Bab 17

2.6K 440 13
                                    

"Never trust anything that can thing for itself if you can't see where it keep it's brain."

- Arthur Weasley -

Sepertinya, selain Central Park, dapur juga menjadi tempat favorit Irish di Hogwarts—karena dua tempat itu yang sangat sering ia kunjungi. Namun untuk opsi kedua, ia sering mengunjunginya diam-diam bersama Harry Potter. Irish tak tahu apa itu diizinkan atau tidak oleh para professor, namun Harry meyakinkannya sehingga kebiasaan itu terbawa hingga kini.

Contohnya saat ini. Harry memaksa Irish untuk menemaninya ke dapur, ia hendak membuat teh hangat untuk Professor Slughorn dengan niat ingin merayu professor itu secara perlahan-lahan—agar pria itu bersedia memberitahu Harry tentang masa kecil Tom Riddle, mengingat Professor Slughorn guru favoritnya dulu.

Karena itu urusan Harry, Irish tak ingin menemani laki-laki itu hingga ke dalam, ia hanya menunggu di luar dapur. Otak Irish sedang malas menerima ocehan-ocehan dari para peri-rumah yang cerewet, pikirannya kini sudah pusing memikirkan Malfoy. Tak ada yang tahu jika hati Irish kini sangat mendung, sejenis merasa kehilangan.

BRUKK!!

Irish sedang berada di luar koridor dapur ketika mendengar suara tabrakan. Ia menoleh ke samping dan menemukan dua laki-laki yang posisinya tak begitu jauh darinya, Marcus Flint dan Terence Higgs—mereka berdua terlihat sedang beradu argumen seperti saling menyalahkan, sayangnya Irish tak bisa mendengar percakapan mereka.

"Nah! Dia melihat 'kan?"

"Tidak seperti itu maksudku, idiot."

"Lalu seperti apa maksudmu, Marcus?"

"Aku hanya memintamu menamaniku! Bukan mendorongku untuk mencari perhatiannya!"

"Oh, kau tak mengatakan itu."

"Otakmu terlalu dangkal!"

"Lihat, dia melihat kita sekarang, aku datangin ya?" Terence Higgs mulai berjalan mendekati Irish, Marcus Flint beberapa kali menahan lengan ex-partnernya itu, namun Terence langsung menepisnya. Mungkin ia masih dendam dengan Marcus yang lebih memilih Malfoy untuk menjadi seeker ketimbang dirinya.

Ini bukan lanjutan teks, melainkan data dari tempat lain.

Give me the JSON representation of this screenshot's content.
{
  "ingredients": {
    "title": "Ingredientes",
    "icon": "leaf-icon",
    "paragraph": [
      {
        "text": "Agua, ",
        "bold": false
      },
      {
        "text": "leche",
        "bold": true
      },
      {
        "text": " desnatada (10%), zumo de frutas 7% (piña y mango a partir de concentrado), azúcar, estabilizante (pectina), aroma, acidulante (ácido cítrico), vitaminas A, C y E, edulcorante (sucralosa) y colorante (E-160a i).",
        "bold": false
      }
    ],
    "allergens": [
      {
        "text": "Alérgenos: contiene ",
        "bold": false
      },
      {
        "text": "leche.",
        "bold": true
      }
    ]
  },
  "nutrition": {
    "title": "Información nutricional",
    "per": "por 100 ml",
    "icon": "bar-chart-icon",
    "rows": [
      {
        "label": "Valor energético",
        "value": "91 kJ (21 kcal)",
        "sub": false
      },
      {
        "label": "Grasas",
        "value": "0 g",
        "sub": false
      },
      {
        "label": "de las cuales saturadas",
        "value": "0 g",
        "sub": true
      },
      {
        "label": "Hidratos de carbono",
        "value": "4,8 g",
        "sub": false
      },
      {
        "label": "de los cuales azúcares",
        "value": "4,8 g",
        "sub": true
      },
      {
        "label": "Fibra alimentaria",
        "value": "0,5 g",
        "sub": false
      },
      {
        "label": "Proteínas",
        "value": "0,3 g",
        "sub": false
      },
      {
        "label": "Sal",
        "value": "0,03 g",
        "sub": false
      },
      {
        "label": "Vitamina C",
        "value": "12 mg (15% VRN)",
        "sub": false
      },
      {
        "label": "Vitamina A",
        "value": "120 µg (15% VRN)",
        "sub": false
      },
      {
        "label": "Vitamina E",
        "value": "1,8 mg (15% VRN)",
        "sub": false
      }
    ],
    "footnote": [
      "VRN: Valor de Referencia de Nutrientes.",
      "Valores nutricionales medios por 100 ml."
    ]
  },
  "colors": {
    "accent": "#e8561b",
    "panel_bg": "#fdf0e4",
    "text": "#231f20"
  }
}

Irish segera mengalihkan pandangannya dari dua laki-laki itu, ia menghela nafas pelan ketika melihat Terence Higgs berjalan ke arahnya. "Harry kemana, sih? Lama benar," bathin Irish kesal.

"Hallo, Helena." Tanpa perlu menoleh pun Irish sudah tahu itu siapa, ia terlalu malas untuk menjawab sapaan Terence Higgs yang ditebaknya hanya akan membuang-buang waktu. "Apa murid Gryffindor tak pernah diajarkan sopan santun?" ucapnya murka.

Alis Irish bertaut tak terima, ia menghadap ke samping hingga berhadapan dengan Terence Higgs. "Ucapanmu barusan sudah menjelaskan, kalau sebenarnya Slytherin lah yang tidak diajarkan!"

Laki-laki berwajah tampan dan berhati keji itu menaikkan satu alisnya. "Oh, ya? Setidaknya Slytherin terhomat dengan tidak memelihara mudblood."

Irish tercekat mendengar itu, ia teringat akan kedua orang tuanya dan merasakan sesak itu lagi—kerinduan yang mendalam pada mereka. "Dasar rasis!" ketus Irish dengan suara bergetar.

"Bukankah pacarmu itu juga begitu, eh?" tanyanya yang lebih mengarah pada ejekan. "Ups, aku lupa kalau kalian sudah berpisah. Siapa yang tahan dengan aroma bau Darah-Lumpur Kotor, kan?"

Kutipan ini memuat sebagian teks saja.